2.5.03.02.005 : D’une façon générale, si vous bidouillez quelque chose, vous finirez par le casser. Ne bidouillez pas.
Bien qu’il m’eût été donné de voir l’océan à trois occasions, je n’avais jamais rien contemplé d’aussi beau que cette côte qui s’étendait sous mes yeux. La terre était tachetée par les ombres des nuages qui se déplaçaient paresseusement dans le ciel, et les parties ensoleillées attiraient l’œil sur les endroits intéressants mieux que ne l’aurait pu faire un guide touristique. La ville était confortablement nichée de part et d’autre d’un long estuaire qui menait à une baie où plusieurs navires abandonnés étaient à l’ancre. Parmi eux figurait un vaisseau à pont plat, tellement grand qu’il formait à lui tout seul une digue artificielle. Le pont incliné était blanchi par le guano des mouettes, et la masse rouillée avait modifié l’hydrodynamique de la baie au point que toute la partie située entre elle et la côte avait été entièrement recouverte d’alluvions, la rendant accessible à pied sec.
De la ville, il ne restait pas grand-chose de visible de là où nous étions. Nous pouvions apercevoir les vestiges de la route de contournement sous forme d’une couronne circulaire de végétation d’une teinte différente. Il y avait aussi un pont qui se dressait encore au-dessus du fleuve. La ville elle-même était cachée sous le feuillage d’une épaisse forêt, d’où seuls quelques bâtiments émergeaient. Les zones commerciales et résidentielles aux alentours n’apparaissaient que comme de faibles motifs constitués de différentes essences d’arbres ainsi que de broussailles, et il semblait y avoir une route partant vers l’est et une autre vers le nord. Mais pour ce qui était des espaces dégagés que Groseille avait espérés, je n’en voyais aucune trace.
— On en a encore pour quatre bonnes heures de marche, dis-je en estimant la distance, à moins que nous ne retrouvions la partie de Perpétulite menant à Haut-Safran.

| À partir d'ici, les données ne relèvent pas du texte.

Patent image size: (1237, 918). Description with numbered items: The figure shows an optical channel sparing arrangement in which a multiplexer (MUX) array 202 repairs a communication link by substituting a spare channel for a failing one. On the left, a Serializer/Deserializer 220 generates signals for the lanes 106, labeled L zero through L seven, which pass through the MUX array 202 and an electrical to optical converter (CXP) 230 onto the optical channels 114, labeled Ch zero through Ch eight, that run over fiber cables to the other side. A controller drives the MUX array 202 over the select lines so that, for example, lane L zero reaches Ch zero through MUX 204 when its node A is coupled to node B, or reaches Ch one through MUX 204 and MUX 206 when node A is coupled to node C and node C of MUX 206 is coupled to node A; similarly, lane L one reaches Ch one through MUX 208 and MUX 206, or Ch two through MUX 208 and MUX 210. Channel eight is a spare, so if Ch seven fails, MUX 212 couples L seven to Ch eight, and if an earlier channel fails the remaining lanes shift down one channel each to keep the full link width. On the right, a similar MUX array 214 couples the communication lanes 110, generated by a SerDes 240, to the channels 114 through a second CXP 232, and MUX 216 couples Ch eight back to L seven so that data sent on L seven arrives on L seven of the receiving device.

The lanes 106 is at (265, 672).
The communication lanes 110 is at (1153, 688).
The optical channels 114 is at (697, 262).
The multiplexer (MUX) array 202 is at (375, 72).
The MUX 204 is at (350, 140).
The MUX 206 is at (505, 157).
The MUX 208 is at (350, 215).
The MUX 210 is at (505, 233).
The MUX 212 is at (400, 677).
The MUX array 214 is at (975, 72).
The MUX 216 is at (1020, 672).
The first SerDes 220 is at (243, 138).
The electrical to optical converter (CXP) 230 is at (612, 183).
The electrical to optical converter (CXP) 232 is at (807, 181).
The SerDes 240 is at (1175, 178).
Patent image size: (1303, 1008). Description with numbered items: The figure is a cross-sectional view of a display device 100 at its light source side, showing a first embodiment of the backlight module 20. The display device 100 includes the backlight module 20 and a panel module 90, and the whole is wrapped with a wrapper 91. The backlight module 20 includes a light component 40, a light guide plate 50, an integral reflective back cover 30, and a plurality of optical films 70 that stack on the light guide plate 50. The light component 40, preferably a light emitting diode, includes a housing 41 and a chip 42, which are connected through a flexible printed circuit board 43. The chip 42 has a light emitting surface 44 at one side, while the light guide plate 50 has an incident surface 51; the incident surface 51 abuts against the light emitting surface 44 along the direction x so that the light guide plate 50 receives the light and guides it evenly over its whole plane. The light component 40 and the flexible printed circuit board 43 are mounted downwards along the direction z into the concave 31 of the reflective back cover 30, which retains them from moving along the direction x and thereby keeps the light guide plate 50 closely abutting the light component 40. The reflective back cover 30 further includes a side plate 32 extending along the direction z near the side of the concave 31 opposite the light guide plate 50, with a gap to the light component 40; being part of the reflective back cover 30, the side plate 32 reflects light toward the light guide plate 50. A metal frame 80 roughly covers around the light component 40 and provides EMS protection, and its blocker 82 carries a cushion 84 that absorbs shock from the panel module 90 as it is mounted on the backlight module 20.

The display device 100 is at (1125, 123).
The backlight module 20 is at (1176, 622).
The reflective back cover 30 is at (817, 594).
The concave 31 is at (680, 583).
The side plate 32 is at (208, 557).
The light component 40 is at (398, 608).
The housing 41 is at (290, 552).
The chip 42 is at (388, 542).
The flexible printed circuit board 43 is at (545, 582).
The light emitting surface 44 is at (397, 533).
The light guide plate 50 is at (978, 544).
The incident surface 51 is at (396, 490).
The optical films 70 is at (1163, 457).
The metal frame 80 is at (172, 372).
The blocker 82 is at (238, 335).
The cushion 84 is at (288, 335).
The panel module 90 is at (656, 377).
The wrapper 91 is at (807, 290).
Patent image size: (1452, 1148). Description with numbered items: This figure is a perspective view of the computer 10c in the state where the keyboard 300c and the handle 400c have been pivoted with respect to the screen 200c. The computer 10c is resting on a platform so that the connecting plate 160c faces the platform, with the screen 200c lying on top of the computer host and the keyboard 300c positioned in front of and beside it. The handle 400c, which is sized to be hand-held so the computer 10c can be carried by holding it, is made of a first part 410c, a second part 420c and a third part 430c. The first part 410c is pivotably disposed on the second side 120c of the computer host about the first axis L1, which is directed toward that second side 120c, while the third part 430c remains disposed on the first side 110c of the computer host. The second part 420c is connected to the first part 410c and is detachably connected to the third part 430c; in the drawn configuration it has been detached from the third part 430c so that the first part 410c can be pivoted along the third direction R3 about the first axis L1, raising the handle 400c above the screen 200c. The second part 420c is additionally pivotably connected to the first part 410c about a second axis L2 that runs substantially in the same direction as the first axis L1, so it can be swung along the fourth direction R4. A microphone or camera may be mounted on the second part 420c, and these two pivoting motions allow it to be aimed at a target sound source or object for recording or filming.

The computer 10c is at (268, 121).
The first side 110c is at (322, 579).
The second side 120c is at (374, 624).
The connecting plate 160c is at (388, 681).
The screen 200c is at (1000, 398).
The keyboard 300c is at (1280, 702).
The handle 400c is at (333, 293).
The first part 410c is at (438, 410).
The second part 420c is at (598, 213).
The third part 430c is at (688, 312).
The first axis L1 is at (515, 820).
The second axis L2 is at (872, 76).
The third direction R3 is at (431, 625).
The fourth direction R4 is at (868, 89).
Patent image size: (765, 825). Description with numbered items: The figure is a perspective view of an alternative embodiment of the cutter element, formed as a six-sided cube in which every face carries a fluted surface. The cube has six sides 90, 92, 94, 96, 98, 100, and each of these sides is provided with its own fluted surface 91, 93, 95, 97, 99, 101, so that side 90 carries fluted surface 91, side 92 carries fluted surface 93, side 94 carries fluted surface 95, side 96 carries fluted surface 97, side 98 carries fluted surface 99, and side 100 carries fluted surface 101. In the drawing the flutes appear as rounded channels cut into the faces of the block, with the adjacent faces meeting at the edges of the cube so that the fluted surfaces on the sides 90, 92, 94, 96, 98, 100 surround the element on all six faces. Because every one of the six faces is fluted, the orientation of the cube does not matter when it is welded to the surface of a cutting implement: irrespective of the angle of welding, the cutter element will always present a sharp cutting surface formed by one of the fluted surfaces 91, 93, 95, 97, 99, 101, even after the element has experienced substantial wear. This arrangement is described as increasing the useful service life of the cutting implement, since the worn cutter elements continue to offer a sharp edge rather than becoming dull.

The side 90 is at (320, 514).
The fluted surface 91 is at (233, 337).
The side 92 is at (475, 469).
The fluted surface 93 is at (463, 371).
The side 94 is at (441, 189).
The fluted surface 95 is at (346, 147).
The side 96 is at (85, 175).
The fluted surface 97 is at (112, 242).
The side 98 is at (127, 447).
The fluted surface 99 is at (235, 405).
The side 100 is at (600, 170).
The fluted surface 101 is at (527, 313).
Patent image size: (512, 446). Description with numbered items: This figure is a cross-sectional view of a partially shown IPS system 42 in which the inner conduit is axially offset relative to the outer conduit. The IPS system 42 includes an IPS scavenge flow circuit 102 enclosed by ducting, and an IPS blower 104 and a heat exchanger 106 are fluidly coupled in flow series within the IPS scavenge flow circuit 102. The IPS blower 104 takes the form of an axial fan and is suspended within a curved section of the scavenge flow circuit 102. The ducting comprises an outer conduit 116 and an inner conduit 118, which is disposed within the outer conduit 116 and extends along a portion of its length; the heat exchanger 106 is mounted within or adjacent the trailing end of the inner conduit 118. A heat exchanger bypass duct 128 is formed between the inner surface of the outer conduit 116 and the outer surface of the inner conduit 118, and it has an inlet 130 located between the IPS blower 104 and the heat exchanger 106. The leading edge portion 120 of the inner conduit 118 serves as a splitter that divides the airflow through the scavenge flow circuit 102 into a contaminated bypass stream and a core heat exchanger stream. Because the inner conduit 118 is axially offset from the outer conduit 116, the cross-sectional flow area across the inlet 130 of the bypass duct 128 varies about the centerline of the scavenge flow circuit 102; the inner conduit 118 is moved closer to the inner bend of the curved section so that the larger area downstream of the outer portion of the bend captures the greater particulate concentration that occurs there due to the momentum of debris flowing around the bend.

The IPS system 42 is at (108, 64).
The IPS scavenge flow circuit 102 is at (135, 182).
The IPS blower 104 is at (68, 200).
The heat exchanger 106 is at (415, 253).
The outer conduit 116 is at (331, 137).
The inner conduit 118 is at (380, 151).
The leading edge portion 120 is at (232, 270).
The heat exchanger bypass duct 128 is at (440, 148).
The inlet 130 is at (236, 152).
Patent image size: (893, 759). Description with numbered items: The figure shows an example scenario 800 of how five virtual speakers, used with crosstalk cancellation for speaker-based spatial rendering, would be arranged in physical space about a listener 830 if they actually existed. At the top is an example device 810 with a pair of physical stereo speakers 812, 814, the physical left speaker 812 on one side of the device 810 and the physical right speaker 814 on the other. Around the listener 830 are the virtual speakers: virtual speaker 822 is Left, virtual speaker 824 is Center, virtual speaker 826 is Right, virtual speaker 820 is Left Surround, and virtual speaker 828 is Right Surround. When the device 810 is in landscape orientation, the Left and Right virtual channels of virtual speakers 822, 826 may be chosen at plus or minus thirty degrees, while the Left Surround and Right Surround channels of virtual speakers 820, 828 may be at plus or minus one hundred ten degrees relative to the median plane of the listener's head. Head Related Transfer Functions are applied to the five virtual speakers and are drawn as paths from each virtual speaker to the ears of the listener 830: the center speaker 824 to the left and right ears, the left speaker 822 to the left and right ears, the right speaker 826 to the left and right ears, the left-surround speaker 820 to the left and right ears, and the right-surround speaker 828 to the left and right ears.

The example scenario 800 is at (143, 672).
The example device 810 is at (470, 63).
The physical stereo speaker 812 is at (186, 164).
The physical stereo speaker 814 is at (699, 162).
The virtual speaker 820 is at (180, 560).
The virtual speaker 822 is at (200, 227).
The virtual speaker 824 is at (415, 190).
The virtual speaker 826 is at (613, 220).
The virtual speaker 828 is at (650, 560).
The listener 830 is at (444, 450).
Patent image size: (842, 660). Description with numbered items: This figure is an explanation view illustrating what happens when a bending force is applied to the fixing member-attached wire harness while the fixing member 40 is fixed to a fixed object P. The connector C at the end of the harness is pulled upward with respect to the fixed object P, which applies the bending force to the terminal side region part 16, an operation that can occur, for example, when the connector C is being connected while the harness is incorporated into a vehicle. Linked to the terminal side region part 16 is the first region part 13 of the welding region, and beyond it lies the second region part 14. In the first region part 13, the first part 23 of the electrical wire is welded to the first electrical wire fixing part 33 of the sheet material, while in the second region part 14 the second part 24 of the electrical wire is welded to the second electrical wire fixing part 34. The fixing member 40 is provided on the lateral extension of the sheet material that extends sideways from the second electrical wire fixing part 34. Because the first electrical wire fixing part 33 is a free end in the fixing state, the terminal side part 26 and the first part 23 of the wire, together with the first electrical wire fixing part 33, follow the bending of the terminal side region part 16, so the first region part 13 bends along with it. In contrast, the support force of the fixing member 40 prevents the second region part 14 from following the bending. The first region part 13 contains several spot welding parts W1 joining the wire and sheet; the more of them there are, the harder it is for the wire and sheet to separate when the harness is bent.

Cinq minutes de pause.
— Dix minutes, dit Courtland.
Tommo et lui se dirigèrent aussitôt au pas de course vers la tour décéa. La récupe trouvée dans ce genre d’expédition pouvait être considérée comme du butin personnel, et monnayée à la moitié de sa valeur. Ce n’était pas considérable, à moins d’avoir pensé à prendre une brouette pour la rapporter, mais cela pouvait permettre quand même de s’acheter un ou deux scones à L’Homme tombé.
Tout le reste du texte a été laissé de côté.